Let’s look at a case study of our first affiliate program so you can see what can happen when you run one.

Part #2: Results from using affiliates in the last 10ksubs launch and an overview of the strategy

Two things…

Thing #1: This post (as well as this entire site) is never intended to showcase our results or emphasize what WE are doing. It’s about you.

Throughout this post I’m going to share revenue figures and other numbers, but know the point of that is to show you an actual case study and give you an idea of what’s possible. Not to brag or anything like that.

Thing #2: There are a lot of different ways you can run an affiliate program. This is just one way. So if you know of any improvements or tweaks we can make, leave them in the comment section below. I’d love to learn from you.

Ok, first I want to show you the results of our first affiliate program we ran last fall.

A few key numbers:

We recruited 12 total affiliates.

They generated 20,000 new email subscribers (leads) for us.

The 10 affiliates emailed a combined 52 times about the launch.

We generated 125 total sales from affiliates.

That resulted in $160,000 in revenue from affiliates (split 50/50).

Other interesting numbers:

Affiliates who did a no-pitch workshop with me 90 days before the launch converted their leads 2x-3x better than those who didn’t.

3 affiliates accounted for 75% of all sales.

Not a number but: I hired my friend Darrell to help me manage the program.

How did it all work?

There were four main phases:

Phase #1: Recruit people to promote your product.

Phase #2: Work out a specific promo plan for each person.

Phase #3: During the launch, communicate daily and make sure everyone has everything they need.

Phase #4: After the launch, pay up and set up the next launch.

Here is how all four phases laid out visually (click to zoom in):


Here is a quick overview video of me talking through each phase as well:

Now you should have a good idea of what’s possible with an affiliate launch as well as a decent handle on the high-level strategy of how to execute an affiliate program.

In the 3rd section of this article, I’m going to take you through each of the 4 phases and show you in detail how we executed each and how you can do the same thing.


Note: Want to skyrocket your affiliate revenue over the next 90 days? Book a complimentary strategy call with one of our certified coaches.

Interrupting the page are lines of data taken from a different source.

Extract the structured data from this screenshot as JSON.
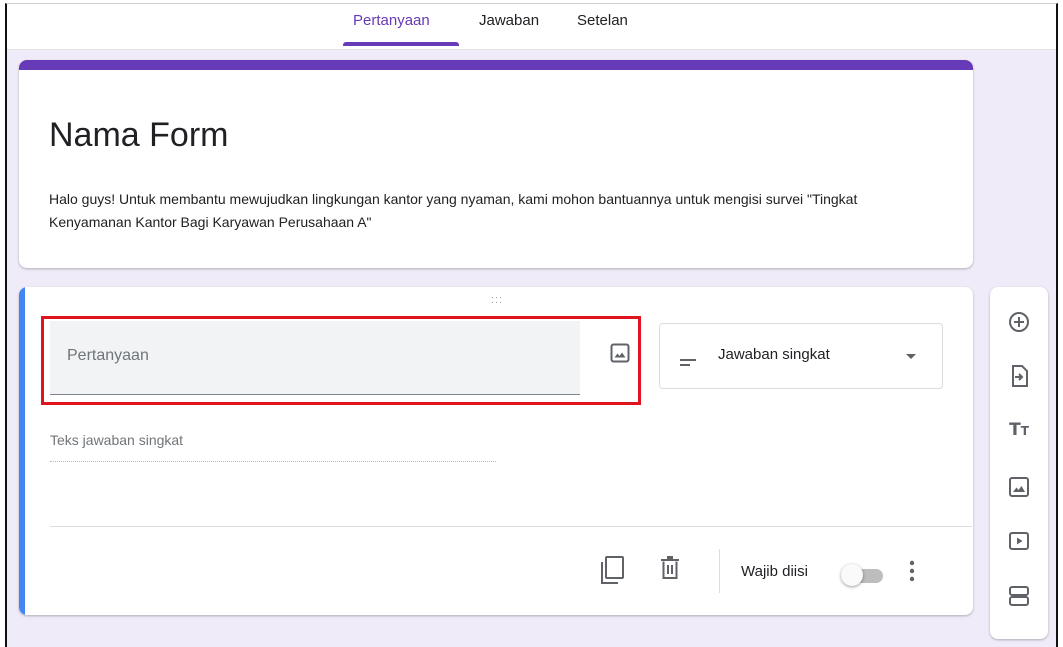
{
  "tabs": [
    {
      "label": "Pertanyaan",
      "active": true
    },
    {
      "label": "Jawaban",
      "active": false
    },
    {
      "label": "Setelan",
      "active": false
    }
  ],
  "form": {
    "title": "Nama Form",
    "description": "Halo guys! Untuk membantu mewujudkan lingkungan kantor yang nyaman, kami mohon bantuannya untuk mengisi survei \"Tingkat Kenyamanan Kantor Bagi Karyawan Perusahaan A\""
  },
  "question": {
    "placeholder": "Pertanyaan",
    "type_label": "Jawaban singkat",
    "answer_placeholder": "Teks jawaban singkat",
    "required_label": "Wajib diisi",
    "required": false
  },
  "footer_icons": [
    "duplicate-icon",
    "trash-icon",
    "more-vert-icon"
  ],
  "toolbar": [
    "add-question-icon",
    "import-questions-icon",
    "add-title-icon",
    "add-image-icon",
    "add-video-icon",
    "add-section-icon"
  ],
  "colors": {
    "accent": "#673ab7",
    "active_question_bar": "#4285f4",
    "highlight_box": "#e0141e",
    "background": "#f0ebf8"
  }
}
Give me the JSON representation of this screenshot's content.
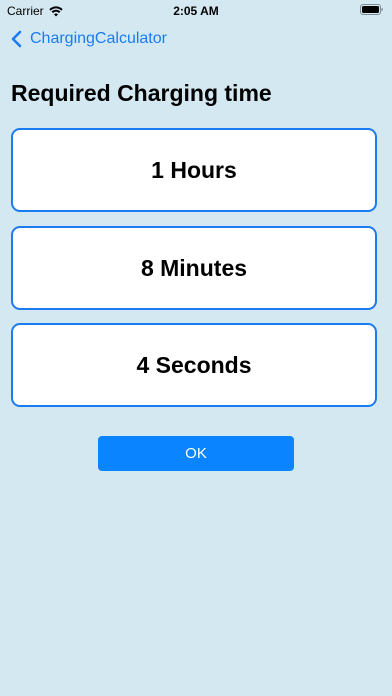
{
  "status_bar": {
    "carrier": "Carrier",
    "time": "2:05 AM"
  },
  "nav": {
    "back_label": "ChargingCalculator"
  },
  "main": {
    "title": "Required Charging time",
    "hours": "1 Hours",
    "minutes": "8 Minutes",
    "seconds": "4 Seconds",
    "ok_label": "OK"
  },
  "colors": {
    "background": "#d4e8f2",
    "accent": "#1a7cf0",
    "button": "#0a84ff"
  },
  "icons": [
    "wifi-icon",
    "battery-icon",
    "chevron-left-icon"
  ]
}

Part #3: How we ran our affiliate program (and templates to help you do the same)

Quick recap of what we’ve learned so far:

Learned Thing A: You can sell a lot of your product by yourself, but there is a cap on how much you can physically do alone.

Learned Thing B: Getting your pals to sell your product is a rad way to break through that ceiling.

Learned Thing C: When you get people to sell your product and you pay them a commission, this is called an affiliate program.

Learned Thing D: There are four major phases of setting up and running an affiliate program.

Let’s go through each of the four major phases…

Phase #1: Recruiting people to sell your stuff for you (i.e. join your affiliate program)

The biggest mental block I had to starting our affiliate program was finding people to promote the product.

I struggled with that. Bad.

“Would people want to team up with me?”

“Where would I find them?”

“Would it ruin my relationship by asking them?”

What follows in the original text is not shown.